# Pdf auslesen



## Marc T. (21. Mrz 2012)

Hallo Leute,

eine PDF speichert ihre Informationen ja Binär (richtig?),
gibt es da schon fertige libs oder ähnliches um PDF-Dateien
auszuslesen?

Welche Möglichkeiten habe ich zum "selber basteln?"

Grüße


----------



## Gast2 (21. Mrz 2012)

Was fertiges:
Apache PDFBox - Apache PDFBox - Java PDF Library

Selber pasteln... würde ich nicht machen...


----------



## Marc T. (21. Mrz 2012)

Okay,

kenne mich mit Lizenzen nicht sonderlich gut aus.
Hat es Auswikrungen auf meine Software wenn ich 
das verwenden sollte?

Und wenn ich die Software weitergebe müsste ich 
die libs ja auch mitliefern....


----------



## MarderFahrer (22. Mrz 2012)

Libs mitliefern? 

Jein. Du kannst sie mitliefern, könntest aber auch denjenigen sagen, die deine Software benutzen wollen, dass sie sich diese libs vorher selber besorgen müssen. Macht aber in diesem Fall keinen Sinn. Apache Lizenz ist eine der lockersten OS Lizenzen, die es gibt.
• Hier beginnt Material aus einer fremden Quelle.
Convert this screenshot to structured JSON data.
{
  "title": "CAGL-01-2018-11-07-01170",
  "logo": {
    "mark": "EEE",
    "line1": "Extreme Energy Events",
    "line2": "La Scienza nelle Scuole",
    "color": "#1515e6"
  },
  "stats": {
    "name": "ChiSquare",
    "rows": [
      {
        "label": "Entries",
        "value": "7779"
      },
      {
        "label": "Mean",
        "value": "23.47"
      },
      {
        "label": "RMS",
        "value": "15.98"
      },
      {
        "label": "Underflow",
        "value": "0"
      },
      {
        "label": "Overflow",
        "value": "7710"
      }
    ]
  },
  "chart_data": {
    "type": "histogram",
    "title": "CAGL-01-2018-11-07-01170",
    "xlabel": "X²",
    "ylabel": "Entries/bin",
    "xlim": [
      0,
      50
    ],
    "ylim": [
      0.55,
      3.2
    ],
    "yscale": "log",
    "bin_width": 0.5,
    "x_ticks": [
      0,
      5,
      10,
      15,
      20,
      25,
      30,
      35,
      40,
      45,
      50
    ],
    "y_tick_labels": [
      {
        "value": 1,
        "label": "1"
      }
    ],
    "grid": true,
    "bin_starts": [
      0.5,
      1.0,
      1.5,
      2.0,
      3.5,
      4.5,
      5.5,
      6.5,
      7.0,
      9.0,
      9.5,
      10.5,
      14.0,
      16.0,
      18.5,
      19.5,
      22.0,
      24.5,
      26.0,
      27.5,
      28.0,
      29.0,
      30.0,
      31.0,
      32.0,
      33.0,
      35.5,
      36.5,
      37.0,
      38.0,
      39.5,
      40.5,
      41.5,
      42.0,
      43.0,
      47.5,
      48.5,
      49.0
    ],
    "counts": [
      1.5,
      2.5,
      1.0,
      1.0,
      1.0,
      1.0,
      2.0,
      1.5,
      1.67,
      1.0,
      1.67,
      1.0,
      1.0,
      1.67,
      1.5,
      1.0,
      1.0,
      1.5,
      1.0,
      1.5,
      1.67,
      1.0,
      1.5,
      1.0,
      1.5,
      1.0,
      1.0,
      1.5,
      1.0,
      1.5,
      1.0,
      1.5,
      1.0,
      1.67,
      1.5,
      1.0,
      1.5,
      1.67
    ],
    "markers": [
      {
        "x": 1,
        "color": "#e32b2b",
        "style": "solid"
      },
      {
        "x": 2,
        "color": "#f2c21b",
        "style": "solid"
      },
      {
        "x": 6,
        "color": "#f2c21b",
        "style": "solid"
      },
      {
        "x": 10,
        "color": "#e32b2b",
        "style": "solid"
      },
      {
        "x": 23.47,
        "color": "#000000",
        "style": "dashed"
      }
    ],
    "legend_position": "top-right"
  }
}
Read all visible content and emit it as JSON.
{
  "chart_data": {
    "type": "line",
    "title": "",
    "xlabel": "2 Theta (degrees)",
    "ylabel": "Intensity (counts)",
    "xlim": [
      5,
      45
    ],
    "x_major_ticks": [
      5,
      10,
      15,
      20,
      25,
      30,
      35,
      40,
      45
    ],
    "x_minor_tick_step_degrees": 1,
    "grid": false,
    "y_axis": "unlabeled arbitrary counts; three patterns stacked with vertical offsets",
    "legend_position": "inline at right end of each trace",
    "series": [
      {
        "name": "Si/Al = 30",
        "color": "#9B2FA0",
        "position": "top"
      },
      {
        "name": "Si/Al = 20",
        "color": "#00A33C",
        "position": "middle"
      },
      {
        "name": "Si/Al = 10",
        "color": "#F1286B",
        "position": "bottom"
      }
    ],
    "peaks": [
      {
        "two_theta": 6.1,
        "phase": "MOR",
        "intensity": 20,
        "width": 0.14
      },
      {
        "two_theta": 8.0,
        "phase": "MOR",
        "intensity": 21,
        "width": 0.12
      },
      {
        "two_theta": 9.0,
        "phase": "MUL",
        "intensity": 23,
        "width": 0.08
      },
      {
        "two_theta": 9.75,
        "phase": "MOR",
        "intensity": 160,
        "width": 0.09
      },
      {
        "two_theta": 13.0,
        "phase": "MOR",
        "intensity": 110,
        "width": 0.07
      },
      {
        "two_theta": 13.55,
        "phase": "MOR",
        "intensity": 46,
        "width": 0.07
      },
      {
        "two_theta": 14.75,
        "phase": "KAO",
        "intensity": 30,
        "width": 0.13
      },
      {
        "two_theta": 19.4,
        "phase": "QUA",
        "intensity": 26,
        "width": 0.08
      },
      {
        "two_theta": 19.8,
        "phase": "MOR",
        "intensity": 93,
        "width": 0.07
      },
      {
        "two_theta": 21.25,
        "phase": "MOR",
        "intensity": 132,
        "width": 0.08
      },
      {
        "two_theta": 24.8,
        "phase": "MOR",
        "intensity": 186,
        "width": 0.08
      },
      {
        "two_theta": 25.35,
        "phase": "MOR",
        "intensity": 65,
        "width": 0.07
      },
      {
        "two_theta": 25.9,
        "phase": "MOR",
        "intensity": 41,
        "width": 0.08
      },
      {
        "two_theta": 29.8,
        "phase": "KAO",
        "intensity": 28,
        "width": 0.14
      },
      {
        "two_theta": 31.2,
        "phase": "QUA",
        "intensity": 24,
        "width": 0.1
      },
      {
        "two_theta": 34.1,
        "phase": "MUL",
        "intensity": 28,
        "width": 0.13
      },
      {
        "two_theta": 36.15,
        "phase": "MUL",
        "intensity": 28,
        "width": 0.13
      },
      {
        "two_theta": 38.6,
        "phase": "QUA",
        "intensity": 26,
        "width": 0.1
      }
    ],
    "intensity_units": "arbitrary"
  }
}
Folgendes ist zu beachten:


----------



## b0312 (22. Mrz 2012)

iTextPDF ist eine tolle API mit vielen Snippets zur PDF-Bearbeitung.
Falls du es kommerziell nutzen willst, musst du dir eine Lizenz kaufen.


----------



## Marc T. (22. Mrz 2012)

Vielen Dank


----------